И чем больше Разбойник разогревался, тем мудренее становились рассказы его и неподобнее. Петька с разинутым ртом, смотря в трехступенный разбойничий нос, слушал отца. Бабушка головой потряхивала.
– Нам с Петькой только бы петушок цел был, нам с Петькой больше ничего не надо! – шамкала бабушка, словно бы оправдывалась в чем-то и за себя и за Петьку.
Опрокинув последнюю чашку, ушел Разбойник с бабушкиной последней мелочью в кулаке. Осталась бабушка с Петькой и петушком индейским.
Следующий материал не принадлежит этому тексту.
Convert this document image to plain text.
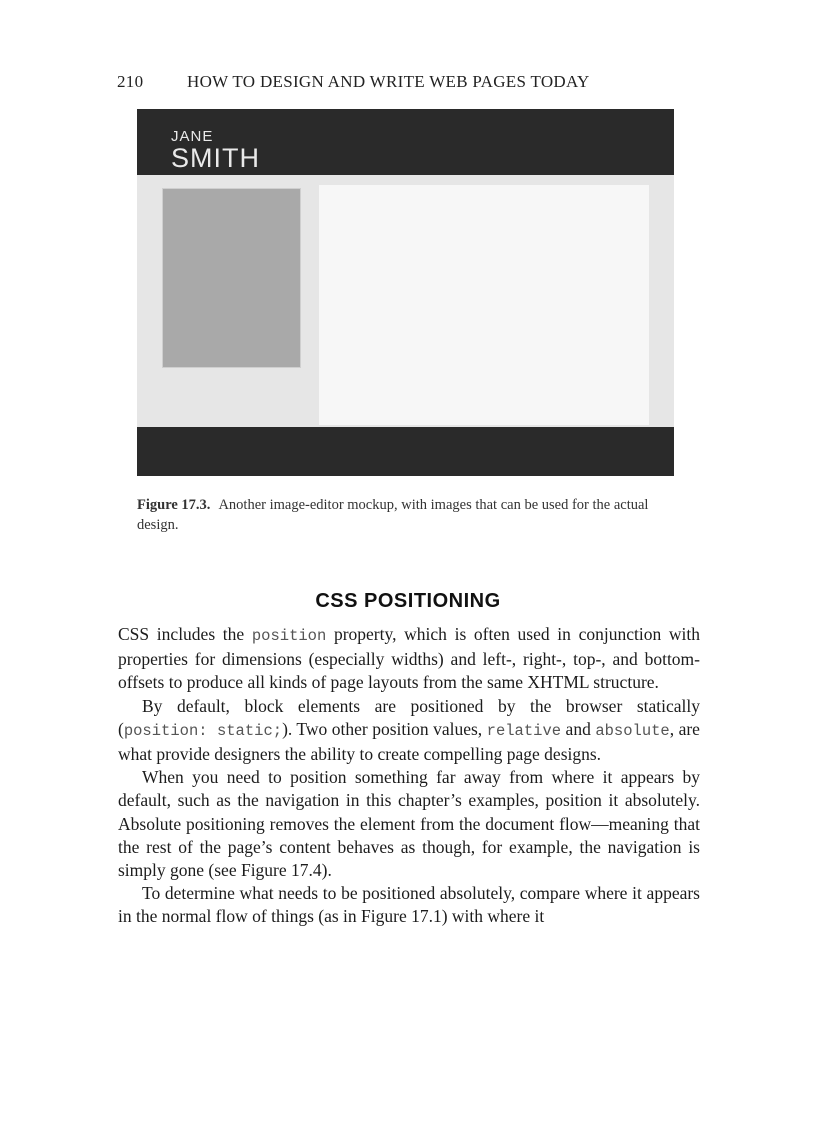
210	HOW TO DESIGN AND WRITE WEB PAGES TODAY
JANE
SMITH
Figure 17.3. Another image-editor mockup, with images that can be used for the actual design.
CSS POSITIONING

CSS includes the position property, which is often used in conjunction with properties for dimensions (especially widths) and left-, right-, top-, and bottom-offsets to produce all kinds of page layouts from the same XHTML structure.

By default, block elements are positioned by the browser statically (position: static;). Two other position values, relative and absolute, are what provide designers the ability to create compelling page designs.

When you need to position something far away from where it appears by default, such as the navigation in this chapter’s examples, position it absolutely. Absolute positioning removes the element from the document flow—meaning that the rest of the page’s content behaves as though, for example, the navigation is simply gone (see Figure 17.4).

To determine what needs to be positioned absolutely, compare where it appears in the normal flow of things (as in Figure 17.1) with where it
Прибрались, – прибрали самовар, вымыли чашки, смели крылышком в мешочек крошки, выучил Петька урок, посидели, позевали, поиграли в молчанки и скоротали вечер. Потом, помолясь Богу, заглянули под диванчик к петушку: спит или не спит? – петушок уж давно спал, и сами легли спать.
Вертелся, не спал Петька. С бока на бок поворачивалась бабушка: беспокойство гнело ее и страх.
– Петушок! – покликала бабушка: стало ей невмочь терпеть свой страх.
А Петька, ворочаясь с открытыми глазами, разбойником себя видел и из слышанных мудреных отцовских разбойничьих слов городил себе разбойничьи дела, разбойную жизнь.
– Петушок, а Петушок! – еще тише, ласковее покликала бабушка.
– Что тебе, бабушка? – вскочил Петька, он услышал бабушку: показалось ему, бабушка окрикнула его голосом.
– Это я, Петушок, не бойся, – бабушка со страха едва голос переводила, – ты, Петушок, не уходи никуда...
– В разбойники, бабушка, – живо ответил Петька, – разбойником буду жить! И ты, бабушка, тоже... в разбойники!
– Не уходи, Петушок! – тоненько, чуть слышно пропищала бабушка, неслышно для Петьки, и лежала так пластом в страхе смертном: всякий стук, всякий треск был ей теперь угрожающим, лай собачий грозным, словно уж подкрадывался кто-то к дому их, пробирался к крылечку подвальному, вор – недобрый человек, за Петькой, за Петушком ее.
С открытыми глазами лежал Петька, не Петька, разбойник настоящий, черный, голова смазана коровьим маслом, как у морозовского кучера, нос – три носа, один на другом, рука скрючена, он заберет с собою бабушку, петушка индейского, полетят они на Хитровку в воздушном шаре, будут там разбойничать, будет там бой кровавый...
Чуть потрескивал огонек лампадки перед образками и крестиками, перед Четырьмя праздниками – Покровом, Всем Скорбящим Радости, Ахтырской, Знамением, перед Московскими чудотворцами – Максимом блаженным, Василием блаженным, Иоанном юродивым. Горы матери-пустыни, огненные от огонька ночного, пламенными языками врезались в Кремль московский.
– Я, бабушка, в разбойники поступил! – бормотал сквозь сон Петька.
Неспокойная кончилась осень, наступила зима. Не улеглась тревога у бабушки, а Петька просто от рук отбился: нападет на сорванца икота, и он, – что бы Отче наш читать, прежде всегда Отче наш читал, помогало, – Калечину-Малечину читает! Не успокоилась бабушка, не утишились улицы, холодом, лютью не остудилась Москва, не вошла жизнь в свою полосу буден с их трудом день-деньским и заботами.
По неведомым путям, нечуемым, шла, наступала беда на русский народ, беспощадная, неумолимая, немилосердная, загнала его в чужие дальние земли к чужому народу и там разметала на позор и глумление, вывела в неродной Океан и там потопила грознее бури, непроносной грозы, и темная, ненасытная из чужой желтой земли шла, подступала к самому сердцу в облихованную горе горькую землю, на Москву-реку.